D’un signe, il me permit de m’asseoir mais, sauf un lit où était couchée une très jeune femme, on n’apercevait aucun siège et je m’appuyai contre une caisse, poliment. “Je vous écoute”, dit-il. “A ce moment, l’Elevated surgit au ras des fenêtres et tout se mit autour de nous à vaciller.”

“Monsieur,” lui répondis-je enfin, dès que l’on put s’entendre, “je ne vous cacherai pas que je m’intéresse prodigieusement à vos découvertes et c’est parce qu’il me tarde d’en discuter avec vous que j’ai omis de prendre, avant d’entrer ici, les précautions d’usage.”

˜Je ne reçois que sur rendez-vous,” répliqua-t-il brièvement. “Inscrivez votre nom et votre adresse (il me désigna un mur couvert de notes et de chiffres), je vous convoquerai” et, me tournant le dos, il se remit à sa gymnastique.

Sa lettre ne me parvint que trois semaines plus tard.
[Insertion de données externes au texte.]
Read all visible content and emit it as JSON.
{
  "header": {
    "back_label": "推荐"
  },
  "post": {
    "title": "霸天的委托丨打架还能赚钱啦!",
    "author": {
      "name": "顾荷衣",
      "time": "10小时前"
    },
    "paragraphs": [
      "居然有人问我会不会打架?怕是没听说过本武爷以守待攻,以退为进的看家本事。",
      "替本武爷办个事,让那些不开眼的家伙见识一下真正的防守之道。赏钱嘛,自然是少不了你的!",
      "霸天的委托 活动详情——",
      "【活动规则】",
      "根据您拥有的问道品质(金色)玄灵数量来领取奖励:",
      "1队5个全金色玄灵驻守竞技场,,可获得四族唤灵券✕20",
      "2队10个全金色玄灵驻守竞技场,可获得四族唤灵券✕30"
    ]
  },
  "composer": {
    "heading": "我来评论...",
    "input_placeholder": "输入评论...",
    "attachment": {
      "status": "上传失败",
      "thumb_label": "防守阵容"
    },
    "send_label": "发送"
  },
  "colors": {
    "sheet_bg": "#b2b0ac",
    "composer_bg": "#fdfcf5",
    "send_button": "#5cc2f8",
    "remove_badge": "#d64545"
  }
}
Elle était rédigée sur une feuille à en-tête de A. Loride and Company. “Je vous préviens, écrivait-il, que je ne suis ni fou, ni mystique, ni philosophe, ni inspiré, ni poète. Je me livre à des recherches positives et mon activité correspond, dans une large mesure, au titre peut-être un peu trop affirmatif que je me suis décerné. Engagé dans une entreprise réelle, la nécessité pratique m’obligeait à lui donner une raison sociale. D’autres s’intitulent bien roi du pétrole ou pharmacien de l ère classe. Quoi qu’il en soit, nos rapports éventuels, permettez-moi de le stipuler, ne pourront être que strictement commerciaux. Je ne désire pas de nouveaux amis, mon excentricité ne regarde que moi et ce n’est pas sans intention précise que j’ai choisi, pour m’y retirer, un lieu où seules votre curiosité et votre extrême indiscrétion devaient vous emmener à me découvrir.” Et il m’assignait un entretien pour un jour suivant.
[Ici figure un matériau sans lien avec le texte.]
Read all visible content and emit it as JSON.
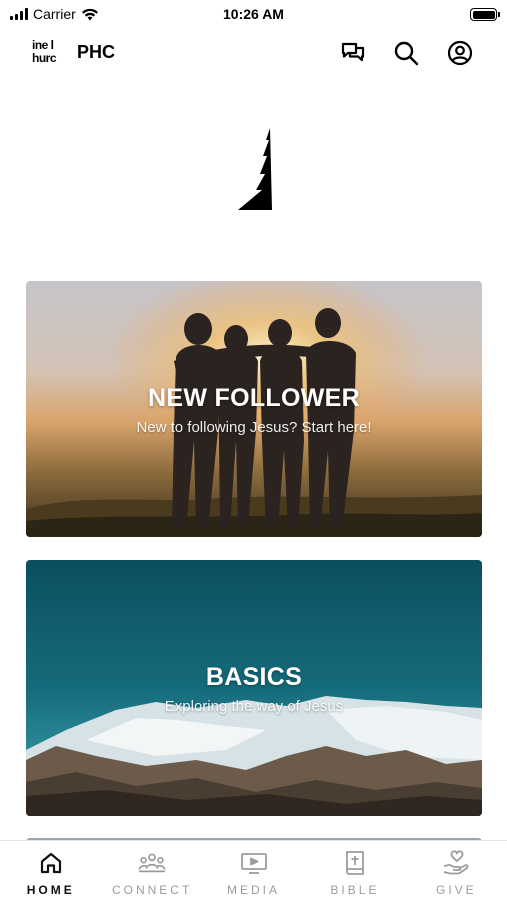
{
  "status_bar": {
    "carrier": "Carrier",
    "time": "10:26 AM"
  },
  "header": {
    "logo_text_line1": "ine l",
    "logo_text_line2": "hurc",
    "title": "PHC",
    "icons": [
      "chat-icon",
      "search-icon",
      "profile-icon"
    ]
  },
  "cards": [
    {
      "title": "NEW FOLLOWER",
      "subtitle": "New to following Jesus? Start here!"
    },
    {
      "title": "BASICS",
      "subtitle": "Exploring the way of Jesus"
    }
  ],
  "tabs": [
    {
      "label": "HOME",
      "icon": "home-icon",
      "active": true
    },
    {
      "label": "CONNECT",
      "icon": "people-icon",
      "active": false
    },
    {
      "label": "MEDIA",
      "icon": "media-icon",
      "active": false
    },
    {
      "label": "BIBLE",
      "icon": "bible-icon",
      "active": false
    },
    {
      "label": "GIVE",
      "icon": "give-icon",
      "active": false
    }
  ],
  "colors": {
    "active_tab": "#111111",
    "inactive_tab": "#9c9c9c",
    "basics_sky": "#0e5b6b",
    "follower_sunset": "#e8a24a"
  }
}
Je fis le chemin mas l’Elevated. A plusieurs reprises déjà, depuis notre première entrevue, j’avais tenté l’expérience de passer devant ses fenêtres, espérant le surprendre en quelque posture significative mais, du compartiment, s’il eût suffi de se pencher à peine pour frapper à sa vitre, on ne distinguait rien qui permit de soupçonner sa présence.

Il me reçut avec l’impassibilité que j’avais observée précédemment. Il n’était ni réticent, ni chaleureux. C’est armé d’une bonne grâce un peu lointaine qu’il se présentait à ce tête-à-tête dont, visiblement, il n’attendait mais aussi ne redoutait rien. Vêtu non sans recherche, il me guida courtoisement à travers un remarquable désordre de machines, d’établis, de poutres, d’horloges, de coffres-forts, jusqu’au lit qui n’était pas occupé.
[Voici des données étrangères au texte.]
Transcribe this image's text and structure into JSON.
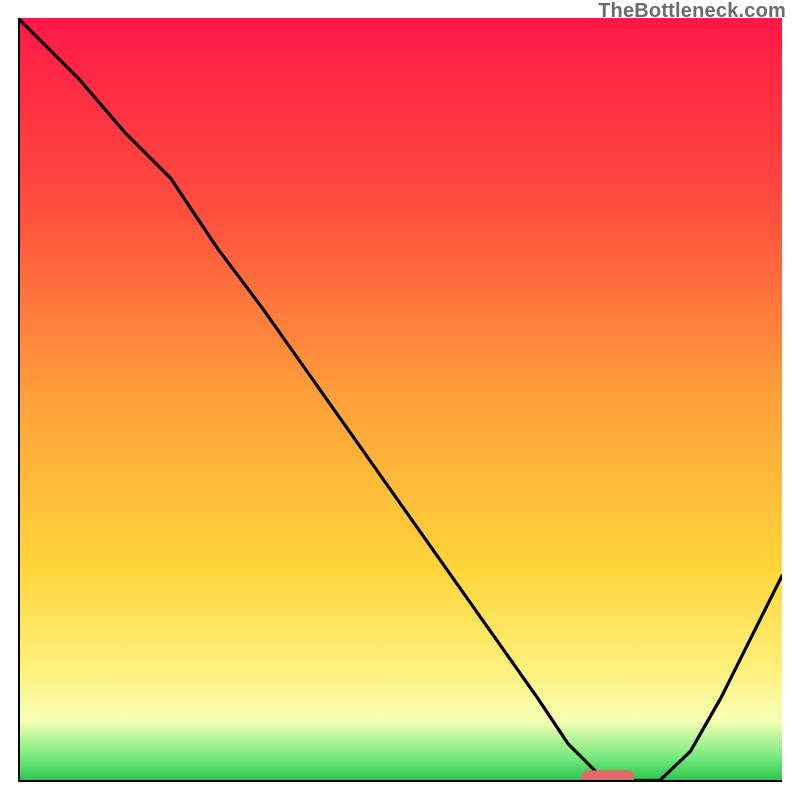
{
  "watermark": "TheBottleneck.com",
  "colors": {
    "top": "#ff1846",
    "upper": "#ff4e3e",
    "mid": "#ffa13a",
    "yellow": "#ffd53a",
    "lightyellow": "#fff07a",
    "paleyellow": "#f6ffb4",
    "green": "#6fe87a",
    "greenDeep": "#27c24c",
    "axis": "#000000",
    "curve": "#000000",
    "pill": "#e26a6a"
  },
  "chart_data": {
    "type": "line",
    "title": "",
    "xlabel": "",
    "ylabel": "",
    "xlim": [
      0,
      100
    ],
    "ylim": [
      0,
      100
    ],
    "grid": false,
    "x": [
      0,
      8,
      14,
      20,
      26,
      32,
      38,
      44,
      50,
      56,
      62,
      68,
      72,
      76,
      80,
      84,
      88,
      92,
      96,
      100
    ],
    "values": [
      100,
      92,
      85,
      79,
      70,
      62,
      53.5,
      45,
      36.5,
      28,
      19.5,
      11,
      5,
      1,
      0.2,
      0.2,
      4,
      11,
      19,
      27
    ],
    "series": [
      {
        "name": "bottleneck-curve",
        "x_ref": "x",
        "y_ref": "values"
      }
    ],
    "marker": {
      "name": "sweet-spot-pill",
      "x_center": 77.2,
      "x_halfwidth": 3.5,
      "y": 0.6
    },
    "annotations": []
  }
}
“Vous avez beaucoup de matériel,” lui dis je pour amorcer la conversation. “Tout ce que vous voyez dans cette pièce, ou mieux dans ce magasin, y a été laissé par de précédents locataires,” répondit-il. “Vous n’y verrez donc pas grande chose qui m’appartienne, mais je préfère ces instruments de hasard. La diversité de leur nature m’interdit de me borner à un seul mode de réflexions et, dans ce laboratoire dont j’inventorie systématiquement et, bien entendu, à contresens les ressources, mon imagination s’expose moins à marquer le pas.”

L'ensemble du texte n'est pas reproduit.